Die Rollen werden durch die Annahme, dass die einzelnen Akteure stets gleich performen, zu einem unternehmerischen Vorbild. Man nähert sich diesem Archetyp nur, wenn man der Arbeitsgruppe die dazugehörige Offenheit bietet. Dafür müssen

  • der Agile Gruppenleiter alle methodischen Möglichkeiten ausschöpfen,
  • der Produkteigner ohne Verzögerung zur Verfügung steht und
  • die Agile Arbeitsgruppe sich aus interessierten, selbstständigen Freiwilligen zusammensetzt.

Solange Vorgesetzte parallel führend eingreifen, Mitarbeiter in Teams abordnen oder Einzelne mit mehreren Vorhaben zu einer Zeit überlastet werden, wird das agile Ideal in unerreichbarer Ferne bleiben.

Fazit: Die Agile Projektorganisation bricht mit allen Regeln der Führung und verlagert die Aufgaben auf wenige Rollen, die aus eigenen Interessen heraus agieren.
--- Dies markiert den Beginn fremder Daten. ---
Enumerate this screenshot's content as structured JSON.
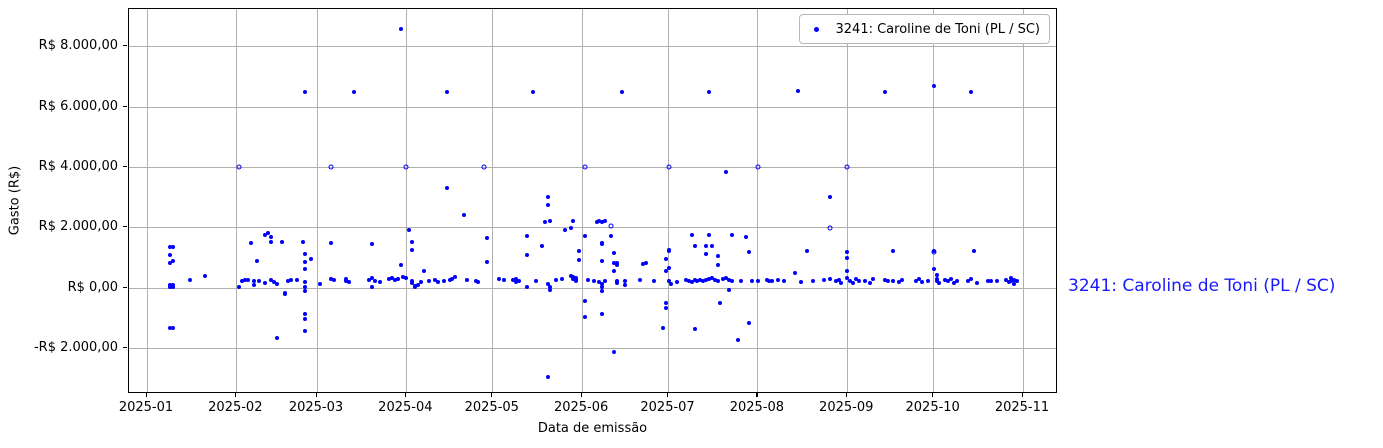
{
  "figure": {
    "background": "#ffffff",
    "point_color": "#0000ff",
    "grid_color": "#b0b0b0",
    "spine_color": "#000000",
    "annotation_color": "#1a1aff"
  },
  "chart_data": {
    "type": "scatter",
    "title": "",
    "xlabel": "Data de emissão",
    "ylabel": "Gasto (R$)",
    "grid": true,
    "legend_position": "upper right",
    "legend": {
      "label": "3241: Caroline de Toni (PL / SC)"
    },
    "annotation": "3241: Caroline de Toni (PL / SC)",
    "ylim": [
      -3515,
      9255
    ],
    "xlim": [
      "2024-12-26",
      "2025-11-13"
    ],
    "y_ticks": [
      {
        "value": 8000,
        "label": "R$ 8.000,00"
      },
      {
        "value": 6000,
        "label": "R$ 6.000,00"
      },
      {
        "value": 4000,
        "label": "R$ 4.000,00"
      },
      {
        "value": 2000,
        "label": "R$ 2.000,00"
      },
      {
        "value": 0,
        "label": "R$ 0,00"
      },
      {
        "value": -2000,
        "label": "-R$ 2.000,00"
      }
    ],
    "x_ticks": [
      {
        "month": 1,
        "label": "2025-01"
      },
      {
        "month": 2,
        "label": "2025-02"
      },
      {
        "month": 3,
        "label": "2025-03"
      },
      {
        "month": 4,
        "label": "2025-04"
      },
      {
        "month": 5,
        "label": "2025-05"
      },
      {
        "month": 6,
        "label": "2025-06"
      },
      {
        "month": 7,
        "label": "2025-07"
      },
      {
        "month": 8,
        "label": "2025-08"
      },
      {
        "month": 9,
        "label": "2025-09"
      },
      {
        "month": 10,
        "label": "2025-10"
      },
      {
        "month": 11,
        "label": "2025-11"
      }
    ],
    "points": [
      [
        "2025-01-09",
        1360
      ],
      [
        "2025-01-10",
        1360
      ],
      [
        "2025-01-09",
        1090
      ],
      [
        "2025-01-09",
        830
      ],
      [
        "2025-01-10",
        890
      ],
      [
        "2025-01-09",
        100
      ],
      [
        "2025-01-10",
        100
      ],
      [
        "2025-01-09",
        30
      ],
      [
        "2025-01-10",
        30
      ],
      [
        "2025-01-16",
        265
      ],
      [
        "2025-01-21",
        400
      ],
      [
        "2025-01-09",
        -1330
      ],
      [
        "2025-01-10",
        -1330
      ],
      [
        "2025-02-02",
        4000,
        "o"
      ],
      [
        "2025-02-02",
        35
      ],
      [
        "2025-02-03",
        230
      ],
      [
        "2025-02-04",
        265
      ],
      [
        "2025-02-05",
        265
      ],
      [
        "2025-02-06",
        1490
      ],
      [
        "2025-02-07",
        230
      ],
      [
        "2025-02-07",
        100
      ],
      [
        "2025-02-08",
        895
      ],
      [
        "2025-02-09",
        230
      ],
      [
        "2025-02-11",
        1760
      ],
      [
        "2025-02-12",
        1825
      ],
      [
        "2025-02-13",
        1690
      ],
      [
        "2025-02-13",
        1525
      ],
      [
        "2025-02-11",
        165
      ],
      [
        "2025-02-13",
        265
      ],
      [
        "2025-02-14",
        200
      ],
      [
        "2025-02-15",
        130
      ],
      [
        "2025-02-15",
        -1660
      ],
      [
        "2025-02-17",
        1525
      ],
      [
        "2025-02-18",
        -200
      ],
      [
        "2025-02-18",
        -165
      ],
      [
        "2025-02-19",
        230
      ],
      [
        "2025-02-20",
        265
      ],
      [
        "2025-02-22",
        265
      ],
      [
        "2025-02-24",
        1525
      ],
      [
        "2025-02-25",
        6500
      ],
      [
        "2025-02-25",
        1130
      ],
      [
        "2025-02-25",
        860
      ],
      [
        "2025-02-25",
        630
      ],
      [
        "2025-02-25",
        200
      ],
      [
        "2025-02-25",
        35
      ],
      [
        "2025-02-25",
        -100
      ],
      [
        "2025-02-25",
        -860
      ],
      [
        "2025-02-25",
        -1030
      ],
      [
        "2025-02-25",
        -1425
      ],
      [
        "2025-02-27",
        960
      ],
      [
        "2025-03-02",
        130
      ],
      [
        "2025-03-06",
        4000,
        "o"
      ],
      [
        "2025-03-06",
        1490
      ],
      [
        "2025-03-06",
        300
      ],
      [
        "2025-03-07",
        265
      ],
      [
        "2025-03-11",
        300
      ],
      [
        "2025-03-11",
        230
      ],
      [
        "2025-03-12",
        200
      ],
      [
        "2025-03-14",
        6500
      ],
      [
        "2025-03-19",
        265
      ],
      [
        "2025-03-20",
        1455
      ],
      [
        "2025-03-20",
        330
      ],
      [
        "2025-03-20",
        35
      ],
      [
        "2025-03-21",
        230
      ],
      [
        "2025-03-23",
        200
      ],
      [
        "2025-03-26",
        300
      ],
      [
        "2025-03-27",
        330
      ],
      [
        "2025-03-28",
        265
      ],
      [
        "2025-03-29",
        300
      ],
      [
        "2025-03-30",
        8600
      ],
      [
        "2025-03-30",
        760
      ],
      [
        "2025-03-31",
        365
      ],
      [
        "2025-04-01",
        4000,
        "o"
      ],
      [
        "2025-04-01",
        330
      ],
      [
        "2025-04-02",
        1920
      ],
      [
        "2025-04-03",
        1525
      ],
      [
        "2025-04-03",
        1260
      ],
      [
        "2025-04-03",
        230
      ],
      [
        "2025-04-03",
        165
      ],
      [
        "2025-04-04",
        65
      ],
      [
        "2025-04-04",
        35
      ],
      [
        "2025-04-05",
        100
      ],
      [
        "2025-04-06",
        200
      ],
      [
        "2025-04-07",
        565
      ],
      [
        "2025-04-09",
        230
      ],
      [
        "2025-04-11",
        265
      ],
      [
        "2025-04-12",
        200
      ],
      [
        "2025-04-14",
        230
      ],
      [
        "2025-04-15",
        6500
      ],
      [
        "2025-04-15",
        3320
      ],
      [
        "2025-04-16",
        265
      ],
      [
        "2025-04-17",
        300
      ],
      [
        "2025-04-18",
        365
      ],
      [
        "2025-04-21",
        2420
      ],
      [
        "2025-04-22",
        265
      ],
      [
        "2025-04-25",
        230
      ],
      [
        "2025-04-26",
        200
      ],
      [
        "2025-04-28",
        4000,
        "o"
      ],
      [
        "2025-04-29",
        1655
      ],
      [
        "2025-04-29",
        860
      ],
      [
        "2025-05-03",
        300
      ],
      [
        "2025-05-05",
        265
      ],
      [
        "2025-05-08",
        265
      ],
      [
        "2025-05-09",
        200
      ],
      [
        "2025-05-09",
        300
      ],
      [
        "2025-05-10",
        230
      ],
      [
        "2025-05-13",
        1720
      ],
      [
        "2025-05-13",
        1090
      ],
      [
        "2025-05-13",
        35
      ],
      [
        "2025-05-15",
        6500
      ],
      [
        "2025-05-16",
        230
      ],
      [
        "2025-05-18",
        1390
      ],
      [
        "2025-05-19",
        2190
      ],
      [
        "2025-05-20",
        3010
      ],
      [
        "2025-05-20",
        2750
      ],
      [
        "2025-05-20",
        -2950
      ],
      [
        "2025-05-20",
        130
      ],
      [
        "2025-05-21",
        2220
      ],
      [
        "2025-05-21",
        35
      ],
      [
        "2025-05-21",
        -65
      ],
      [
        "2025-05-23",
        265
      ],
      [
        "2025-05-25",
        300
      ],
      [
        "2025-05-26",
        1925
      ],
      [
        "2025-05-28",
        1990
      ],
      [
        "2025-05-28",
        400
      ],
      [
        "2025-05-29",
        2220
      ],
      [
        "2025-05-29",
        365
      ],
      [
        "2025-05-29",
        300
      ],
      [
        "2025-05-30",
        230
      ],
      [
        "2025-05-30",
        330
      ],
      [
        "2025-05-30",
        265
      ],
      [
        "2025-05-31",
        1230
      ],
      [
        "2025-05-31",
        930
      ],
      [
        "2025-06-02",
        4000,
        "o"
      ],
      [
        "2025-06-02",
        1725
      ],
      [
        "2025-06-02",
        -960
      ],
      [
        "2025-06-02",
        -430
      ],
      [
        "2025-06-03",
        280
      ],
      [
        "2025-06-05",
        230
      ],
      [
        "2025-06-06",
        2190
      ],
      [
        "2025-06-07",
        2220
      ],
      [
        "2025-06-07",
        200
      ],
      [
        "2025-06-08",
        2190
      ],
      [
        "2025-06-08",
        1490
      ],
      [
        "2025-06-08",
        1450
      ],
      [
        "2025-06-08",
        895
      ],
      [
        "2025-06-08",
        130
      ],
      [
        "2025-06-08",
        35
      ],
      [
        "2025-06-08",
        -100
      ],
      [
        "2025-06-08",
        -860
      ],
      [
        "2025-06-09",
        2220
      ],
      [
        "2025-06-09",
        230
      ],
      [
        "2025-06-11",
        1725
      ],
      [
        "2025-06-11",
        2060,
        "o"
      ],
      [
        "2025-06-12",
        1160
      ],
      [
        "2025-06-12",
        830
      ],
      [
        "2025-06-12",
        565
      ],
      [
        "2025-06-12",
        -2120
      ],
      [
        "2025-06-13",
        830
      ],
      [
        "2025-06-13",
        760
      ],
      [
        "2025-06-13",
        230
      ],
      [
        "2025-06-13",
        165
      ],
      [
        "2025-06-15",
        6500
      ],
      [
        "2025-06-16",
        230
      ],
      [
        "2025-06-16",
        100
      ],
      [
        "2025-06-21",
        265
      ],
      [
        "2025-06-22",
        795
      ],
      [
        "2025-06-23",
        830
      ],
      [
        "2025-06-26",
        230
      ],
      [
        "2025-06-29",
        -1325
      ],
      [
        "2025-06-30",
        960
      ],
      [
        "2025-06-30",
        565
      ],
      [
        "2025-06-30",
        -495
      ],
      [
        "2025-06-30",
        -660
      ],
      [
        "2025-07-01",
        4000,
        "o"
      ],
      [
        "2025-07-01",
        1230
      ],
      [
        "2025-07-01",
        1260
      ],
      [
        "2025-07-01",
        660
      ],
      [
        "2025-07-01",
        230
      ],
      [
        "2025-07-02",
        130
      ],
      [
        "2025-07-04",
        200
      ],
      [
        "2025-07-07",
        265
      ],
      [
        "2025-07-08",
        230
      ],
      [
        "2025-07-09",
        1760
      ],
      [
        "2025-07-09",
        200
      ],
      [
        "2025-07-10",
        1390
      ],
      [
        "2025-07-10",
        265
      ],
      [
        "2025-07-10",
        -1360
      ],
      [
        "2025-07-11",
        230
      ],
      [
        "2025-07-12",
        280
      ],
      [
        "2025-07-13",
        230
      ],
      [
        "2025-07-14",
        1390
      ],
      [
        "2025-07-14",
        1130
      ],
      [
        "2025-07-14",
        265
      ],
      [
        "2025-07-15",
        6500
      ],
      [
        "2025-07-15",
        1760
      ],
      [
        "2025-07-15",
        300
      ],
      [
        "2025-07-16",
        1390
      ],
      [
        "2025-07-16",
        330
      ],
      [
        "2025-07-17",
        265
      ],
      [
        "2025-07-18",
        1060
      ],
      [
        "2025-07-18",
        760
      ],
      [
        "2025-07-18",
        230
      ],
      [
        "2025-07-19",
        -495
      ],
      [
        "2025-07-20",
        300
      ],
      [
        "2025-07-21",
        3840
      ],
      [
        "2025-07-21",
        330
      ],
      [
        "2025-07-22",
        -65
      ],
      [
        "2025-07-22",
        265
      ],
      [
        "2025-07-23",
        1760
      ],
      [
        "2025-07-23",
        230
      ],
      [
        "2025-07-25",
        -1720
      ],
      [
        "2025-07-26",
        230
      ],
      [
        "2025-07-28",
        1690
      ],
      [
        "2025-07-29",
        1190
      ],
      [
        "2025-07-29",
        -1160
      ],
      [
        "2025-07-30",
        230
      ],
      [
        "2025-08-01",
        4000,
        "o"
      ],
      [
        "2025-08-01",
        230
      ],
      [
        "2025-08-04",
        265
      ],
      [
        "2025-08-05",
        230
      ],
      [
        "2025-08-06",
        230
      ],
      [
        "2025-08-08",
        265
      ],
      [
        "2025-08-10",
        230
      ],
      [
        "2025-08-14",
        500
      ],
      [
        "2025-08-15",
        6520
      ],
      [
        "2025-08-16",
        200
      ],
      [
        "2025-08-18",
        1230
      ],
      [
        "2025-08-20",
        230
      ],
      [
        "2025-08-24",
        265
      ],
      [
        "2025-08-26",
        3010
      ],
      [
        "2025-08-26",
        2000,
        "o"
      ],
      [
        "2025-08-26",
        300
      ],
      [
        "2025-08-28",
        230
      ],
      [
        "2025-08-29",
        265
      ],
      [
        "2025-08-30",
        165
      ],
      [
        "2025-09-01",
        4000,
        "o"
      ],
      [
        "2025-09-01",
        1190
      ],
      [
        "2025-09-01",
        1000
      ],
      [
        "2025-09-01",
        565
      ],
      [
        "2025-09-01",
        330
      ],
      [
        "2025-09-02",
        230
      ],
      [
        "2025-09-03",
        165
      ],
      [
        "2025-09-04",
        300
      ],
      [
        "2025-09-05",
        230
      ],
      [
        "2025-09-07",
        230
      ],
      [
        "2025-09-09",
        165
      ],
      [
        "2025-09-10",
        300
      ],
      [
        "2025-09-14",
        6500
      ],
      [
        "2025-09-14",
        265
      ],
      [
        "2025-09-15",
        230
      ],
      [
        "2025-09-17",
        1230
      ],
      [
        "2025-09-17",
        230
      ],
      [
        "2025-09-19",
        200
      ],
      [
        "2025-09-20",
        265
      ],
      [
        "2025-09-25",
        230
      ],
      [
        "2025-09-26",
        300
      ],
      [
        "2025-09-27",
        200
      ],
      [
        "2025-09-29",
        230
      ],
      [
        "2025-10-01",
        6700
      ],
      [
        "2025-10-01",
        1230
      ],
      [
        "2025-10-01",
        1190,
        "o"
      ],
      [
        "2025-10-01",
        630
      ],
      [
        "2025-10-02",
        430
      ],
      [
        "2025-10-02",
        300
      ],
      [
        "2025-10-02",
        230
      ],
      [
        "2025-10-03",
        165
      ],
      [
        "2025-10-05",
        265
      ],
      [
        "2025-10-06",
        230
      ],
      [
        "2025-10-07",
        300
      ],
      [
        "2025-10-08",
        165
      ],
      [
        "2025-10-09",
        230
      ],
      [
        "2025-10-13",
        230
      ],
      [
        "2025-10-14",
        6500
      ],
      [
        "2025-10-14",
        300
      ],
      [
        "2025-10-15",
        1230
      ],
      [
        "2025-10-16",
        165
      ],
      [
        "2025-10-20",
        230
      ],
      [
        "2025-10-21",
        230
      ],
      [
        "2025-10-23",
        230
      ],
      [
        "2025-10-26",
        265
      ],
      [
        "2025-10-27",
        200
      ],
      [
        "2025-10-28",
        330
      ],
      [
        "2025-10-28",
        230
      ],
      [
        "2025-10-29",
        265
      ],
      [
        "2025-10-29",
        130
      ],
      [
        "2025-10-30",
        230
      ]
    ]
  }
}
Der agile Teamleiter ist dabei der Problemlöser, was die Vorgehensweise angeht. Der Produkteigner ist der ideale Kunde, der sofort seine verbindlichen Anforderungen artikuliert und die Inkrements abnimmt. Das Agile Team ist der selbstorganisierte Schwarm von unternehmerisch handelnden Einzelpersonen, die im Idealfall opportunistisch zusammenarbeiten und sich gegenseitig antreiben. Die agile Projektorganisation ist der aktuelle Weg aus der ausgefahrenen Spur, der sich jetzt noch beweisen muss.

P.S.: Die agilen Werkzeuge, wie z.B. das Scrum Board, die täglichen Ständerlings, die Verwaltung des Backlogs die agile Governance etc. komplettieren die gewünschte Agilität. Fortsetzung folgt.